The most exciting finding of the Pierpaoli-Regelson lifespan experiments is that both melatonin and pineal transplants were able to achieve significant prolongation of life and vigor, as well as organ rejuvenation in aging animals. Since most of us are already older than we'd like to be, it's encouraging to see evidence that a therapy can produce anti-aging and rejuvenation effects in middle-aged animals.
Can Melatonin Really Extend Maximum Lifespan?

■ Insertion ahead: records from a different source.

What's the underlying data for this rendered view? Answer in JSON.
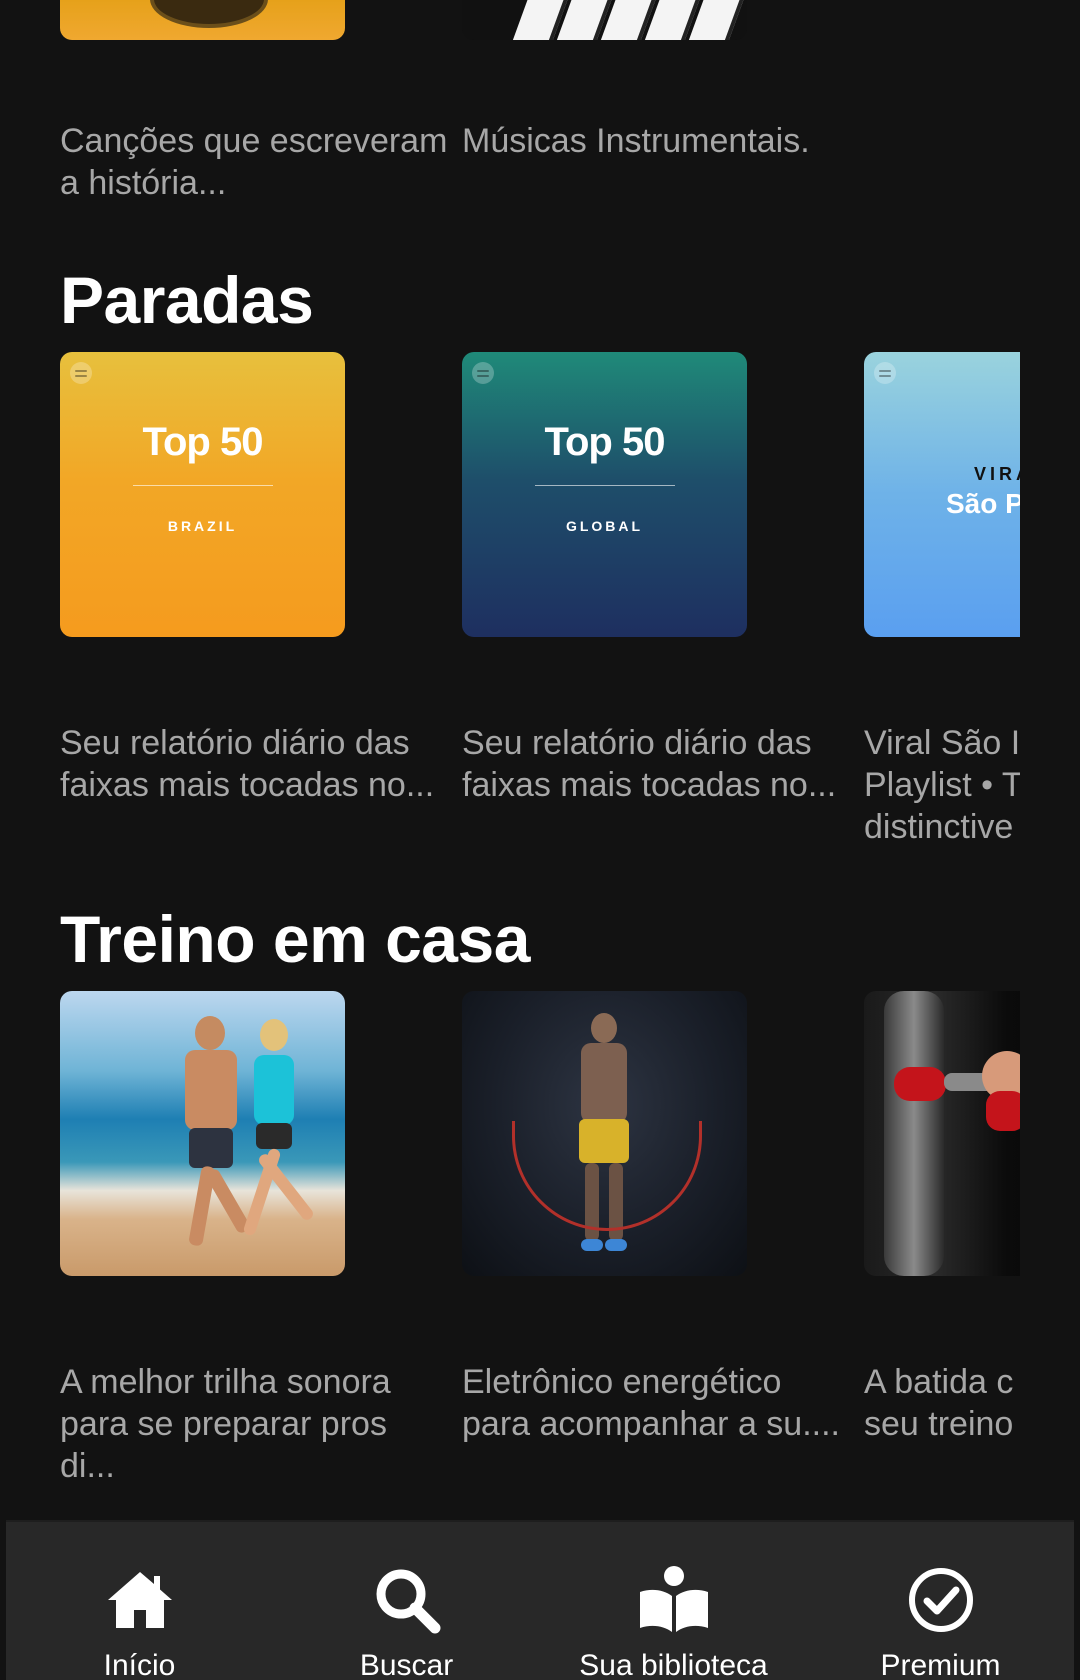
{
  "top_row": {
    "items": [
      {
        "description": "Canções que escreveram a história..."
      },
      {
        "description": "Músicas Instrumentais."
      }
    ]
  },
  "sections": [
    {
      "title": "Paradas",
      "cards": [
        {
          "cover_title": "Top 50",
          "cover_subtitle": "BRAZIL",
          "description": "Seu relatório diário das faixas mais tocadas no..."
        },
        {
          "cover_title": "Top 50",
          "cover_subtitle": "GLOBAL",
          "description": "Seu relatório diário das faixas mais tocadas no..."
        },
        {
          "cover_title": "VIRA",
          "cover_subtitle": "São Pa",
          "description": "Viral São I Playlist • T distinctive"
        }
      ]
    },
    {
      "title": "Treino em casa",
      "cards": [
        {
          "description": "A melhor trilha sonora para se preparar pros di..."
        },
        {
          "description": "Eletrônico energético para acompanhar a su...."
        },
        {
          "description": "A batida c seu treino"
        }
      ]
    }
  ],
  "bottom_nav": [
    {
      "label": "Início",
      "icon": "home-icon"
    },
    {
      "label": "Buscar",
      "icon": "search-icon"
    },
    {
      "label": "Sua biblioteca",
      "icon": "library-icon"
    },
    {
      "label": "Premium",
      "icon": "premium-icon"
    }
  ],
  "colors": {
    "background": "#121212",
    "nav_background": "#282828",
    "secondary_text": "#a7a7a7"
  }
}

Although the melatonin-treated animals in the Pierpaoli-Regelson experiments lived significantly longer than the control animals, the question of whether melatonin can extend maximum lifespan is still open to question because none of the controls or the treated animals reached their maximum lifespan potential (MLP) for the strain of mice under scrutiny. In the case of the C57BL/6 mice, the MLP for untreated animals is about 40 months, but none of the melatonin treated animals lived beyond 29 months. In the case of the BALB/6 mice, the MLP is about 36 months, but none of the melatonin-treated animals lived beyond 31 months. And in the case of the NZB mice, the melatonin-treated animals did reach their MLF: but the strain itself has been genetically bred to die prematurely from auto immune disease.
Larger Study Needed
However, the fact that most of the melatonin-treated animals failed to reach their maximum lifespan potential is not surprising because MLP represents the longest possible lifespan of a strain of mice under ideal living conditions, and it's extremely rare for laboratory animals to come close to this ideal. Since there were relatively few mice in the Pierpaoli-Regelson studies, and since their living conditions may not have been ideal, the results are far from definitive. What's needed is a larger study of the effects of melatonin on maximum lifespan in which the experimental animals are maintained under the best possible conditions. Such a study would help us learn a great deal more about melatonin's ability to slow aging and extend lifespan.
Other Pineal Hormones
Another unanswered question is whether other pineal hormones might add to melatonin's anti-aging effects. Since the animals receiving pineal transplants did even better than the melatonin-treated animals, in spite of the trauma of the operation, it seems reasonable that other hormones produced by the pineal gland may also be involved in aging in addition to melatonin. At least one of these hormones -- epithalamin -- has been identified, characterized, and used in experiments (in Russia) to extend the lifespan of laboratory animals. It would be interesting to determine if the combination of melatonin and epithalamin extends lifespan more than just melatonin.